Un’intervista rilasciata a La Nazione fa alzare di colpo la temperatura già rovente in questo giugno bollente nel dibattito politico aretino dopo il ballottaggio che ha decretato la terza vittoria consecutiva del centro destra. La segretaria del Pd aretino Barbara Croci non ci sta e passa al contrattacco.

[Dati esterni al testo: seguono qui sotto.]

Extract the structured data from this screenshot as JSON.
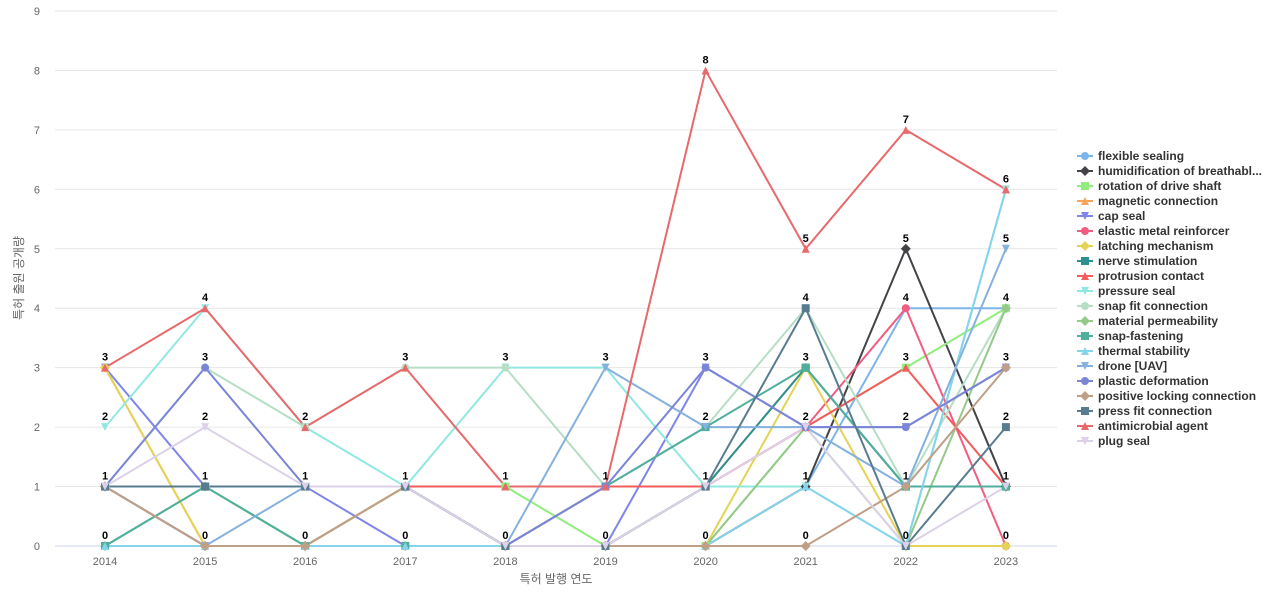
{
  "chart_data": {
    "type": "line",
    "xlabel": "특허 발행 연도",
    "ylabel": "특허 출원 공개량",
    "ylim": [
      0,
      9
    ],
    "yticks": [
      0,
      1,
      2,
      3,
      4,
      5,
      6,
      7,
      8,
      9
    ],
    "grid": true,
    "legend_position": "right",
    "x": [
      "2014",
      "2015",
      "2016",
      "2017",
      "2018",
      "2019",
      "2020",
      "2021",
      "2022",
      "2023"
    ],
    "series": [
      {
        "name": "flexible sealing",
        "color": "#7cb5ec",
        "marker": "circle",
        "values": [
          1,
          1,
          1,
          1,
          1,
          1,
          1,
          1,
          4,
          4
        ]
      },
      {
        "name": "humidification of breathabl...",
        "color": "#434348",
        "marker": "diamond",
        "values": [
          1,
          0,
          0,
          1,
          0,
          0,
          0,
          1,
          5,
          1
        ]
      },
      {
        "name": "rotation of drive shaft",
        "color": "#90ed7d",
        "marker": "square",
        "values": [
          1,
          1,
          0,
          1,
          1,
          0,
          0,
          2,
          3,
          4
        ]
      },
      {
        "name": "magnetic connection",
        "color": "#f7a35c",
        "marker": "triangle",
        "values": [
          3,
          0,
          0,
          1,
          0,
          0,
          1,
          3,
          1,
          1
        ]
      },
      {
        "name": "cap seal",
        "color": "#8085e9",
        "marker": "triangle-down",
        "values": [
          3,
          1,
          1,
          0,
          0,
          0,
          3,
          2,
          2,
          3
        ]
      },
      {
        "name": "elastic metal reinforcer",
        "color": "#f15c80",
        "marker": "circle",
        "values": [
          0,
          0,
          0,
          0,
          0,
          1,
          1,
          2,
          4,
          0
        ]
      },
      {
        "name": "latching mechanism",
        "color": "#e4d354",
        "marker": "diamond",
        "values": [
          3,
          0,
          0,
          0,
          0,
          0,
          0,
          3,
          0,
          0
        ]
      },
      {
        "name": "nerve stimulation",
        "color": "#2b908f",
        "marker": "square",
        "values": [
          1,
          1,
          1,
          1,
          0,
          0,
          1,
          3,
          1,
          1
        ]
      },
      {
        "name": "protrusion contact",
        "color": "#f45b5b",
        "marker": "triangle",
        "values": [
          1,
          1,
          1,
          1,
          1,
          1,
          1,
          2,
          3,
          1
        ]
      },
      {
        "name": "pressure seal",
        "color": "#91e8e1",
        "marker": "triangle-down",
        "values": [
          2,
          4,
          2,
          1,
          3,
          3,
          1,
          1,
          0,
          6
        ]
      },
      {
        "name": "snap fit connection",
        "color": "#b5dec5",
        "marker": "circle",
        "values": [
          1,
          3,
          2,
          3,
          3,
          1,
          2,
          4,
          1,
          4
        ]
      },
      {
        "name": "material permeability",
        "color": "#94c98a",
        "marker": "diamond",
        "values": [
          0,
          1,
          0,
          0,
          0,
          0,
          0,
          2,
          0,
          4
        ]
      },
      {
        "name": "snap-fastening",
        "color": "#4fae9c",
        "marker": "square",
        "values": [
          0,
          1,
          0,
          0,
          0,
          1,
          2,
          3,
          1,
          1
        ]
      },
      {
        "name": "thermal stability",
        "color": "#86d3ec",
        "marker": "triangle",
        "values": [
          0,
          0,
          0,
          0,
          0,
          0,
          0,
          1,
          0,
          6
        ]
      },
      {
        "name": "drone [UAV]",
        "color": "#85b1de",
        "marker": "triangle-down",
        "values": [
          1,
          0,
          1,
          1,
          0,
          3,
          2,
          2,
          1,
          5
        ]
      },
      {
        "name": "plastic deformation",
        "color": "#7b85d6",
        "marker": "circle",
        "values": [
          1,
          3,
          1,
          1,
          0,
          1,
          3,
          2,
          2,
          3
        ]
      },
      {
        "name": "positive locking connection",
        "color": "#c09f87",
        "marker": "diamond",
        "values": [
          1,
          0,
          0,
          1,
          0,
          0,
          0,
          0,
          1,
          3
        ]
      },
      {
        "name": "press fit connection",
        "color": "#587c8f",
        "marker": "square",
        "values": [
          1,
          1,
          1,
          1,
          0,
          0,
          1,
          4,
          0,
          2
        ]
      },
      {
        "name": "antimicrobial agent",
        "color": "#e8696b",
        "marker": "triangle",
        "values": [
          3,
          4,
          2,
          3,
          1,
          1,
          8,
          5,
          7,
          6
        ]
      },
      {
        "name": "plug seal",
        "color": "#dcd1e8",
        "marker": "triangle-down",
        "values": [
          1,
          2,
          1,
          1,
          0,
          0,
          1,
          2,
          0,
          1
        ]
      }
    ],
    "data_labels": [
      {
        "x": "2014",
        "values": [
          3,
          2,
          1,
          0
        ]
      },
      {
        "x": "2015",
        "values": [
          4,
          3,
          2,
          1,
          0
        ]
      },
      {
        "x": "2016",
        "values": [
          2,
          1,
          0
        ]
      },
      {
        "x": "2017",
        "values": [
          3,
          1,
          0
        ]
      },
      {
        "x": "2018",
        "values": [
          3,
          1,
          0
        ]
      },
      {
        "x": "2019",
        "values": [
          3,
          1,
          0
        ]
      },
      {
        "x": "2020",
        "values": [
          8,
          3,
          2,
          1,
          0
        ]
      },
      {
        "x": "2021",
        "values": [
          5,
          4,
          3,
          2,
          1,
          0
        ]
      },
      {
        "x": "2022",
        "values": [
          7,
          5,
          4,
          3,
          2,
          1,
          0
        ]
      },
      {
        "x": "2023",
        "values": [
          6,
          5,
          4,
          3,
          2,
          1,
          0
        ]
      }
    ]
  }
}
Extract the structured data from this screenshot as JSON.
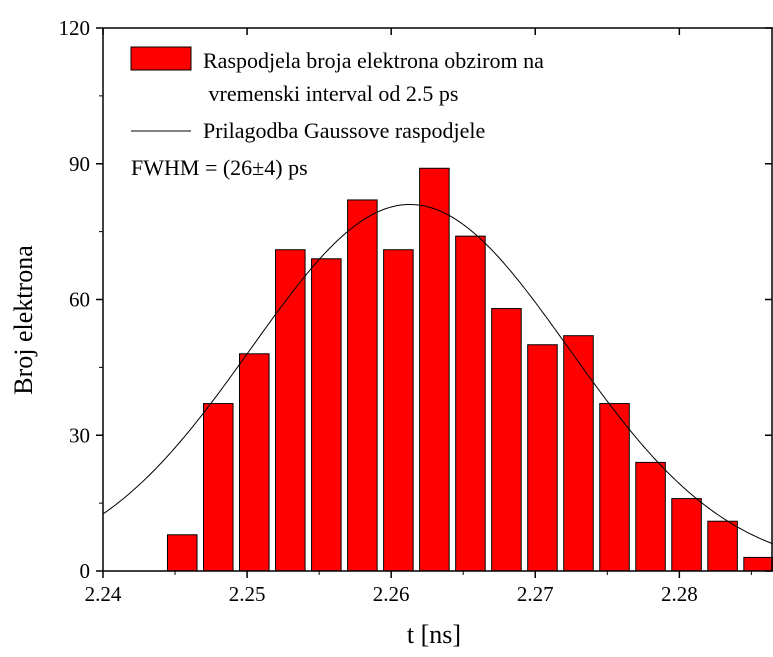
{
  "chart_data": {
    "type": "bar",
    "xlabel": "t [ns]",
    "ylabel": "Broj elektrona",
    "xlim": [
      2.24,
      2.2865
    ],
    "ylim": [
      0,
      120
    ],
    "xticks": [
      2.24,
      2.25,
      2.26,
      2.27,
      2.28
    ],
    "xtick_labels": [
      "2.24",
      "2.25",
      "2.26",
      "2.27",
      "2.28"
    ],
    "yticks": [
      0,
      30,
      60,
      90,
      120
    ],
    "ytick_labels": [
      "0",
      "30",
      "60",
      "90",
      "120"
    ],
    "bin_width_ns": 0.0025,
    "bins": {
      "x": [
        2.2455,
        2.248,
        2.2505,
        2.253,
        2.2555,
        2.258,
        2.2605,
        2.263,
        2.2655,
        2.268,
        2.2705,
        2.273,
        2.2755,
        2.278,
        2.2805,
        2.283,
        2.2855
      ],
      "values": [
        8,
        37,
        48,
        71,
        69,
        82,
        71,
        89,
        74,
        58,
        50,
        52,
        37,
        24,
        16,
        11,
        3
      ]
    },
    "fit": {
      "type": "gaussian",
      "center": 2.2613,
      "amplitude": 81,
      "fwhm_ns": 0.026
    },
    "legend": {
      "position": "top-left",
      "entries": [
        {
          "kind": "bar",
          "line1": "Raspodjela broja elektrona obzirom na",
          "line2": " vremenski interval od 2.5 ps"
        },
        {
          "kind": "line",
          "line1": "Prilagodba Gaussove raspodjele"
        }
      ],
      "note": "FWHM = (26±4) ps"
    },
    "colors": {
      "bar_fill": "#ff0000",
      "bar_edge": "#000000",
      "fit_line": "#000000",
      "axes": "#000000"
    },
    "grid": false
  }
}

In soldoni la responsabile provinciale respinge al mittente le critiche e replica in modo netto alla lettera dei 32 che hanno chiesto un passo indietro della stessa Croci oltre che di Luciano Ralli. Segretario dell’Unione Comunale. “Critiche strumentali e per certi aspetti sorprendenti – sottolinea la Croci. Il Pd ha preso gli stessi voti delle Regionali. Il problema è che non sfonda e che perde dal 2015”. Insomma se le vittorie hanno un padre quando si parla di sconfitte nessuno vuole accollarsi il peso maggiore della responsabilità. La Croci ha anche replicato alle osservazioni di Giani che aveva parlato di rinnovamento necessario. Ultima annotazione, e’ indubbio che il Centrosinistra perda dal 2015 ad Arezzo. Con eccezione. Al ballottaggio il candidato del centrosinistra Matteo Bracciali aveva 9 punti di vantaggio che poi si eclissarono nelle scelte degli elettori. Questa volta lo svantaggio di 9 punti non ha sortito gli effetti sperati da Vincenzo Ceccarelli (nella foto).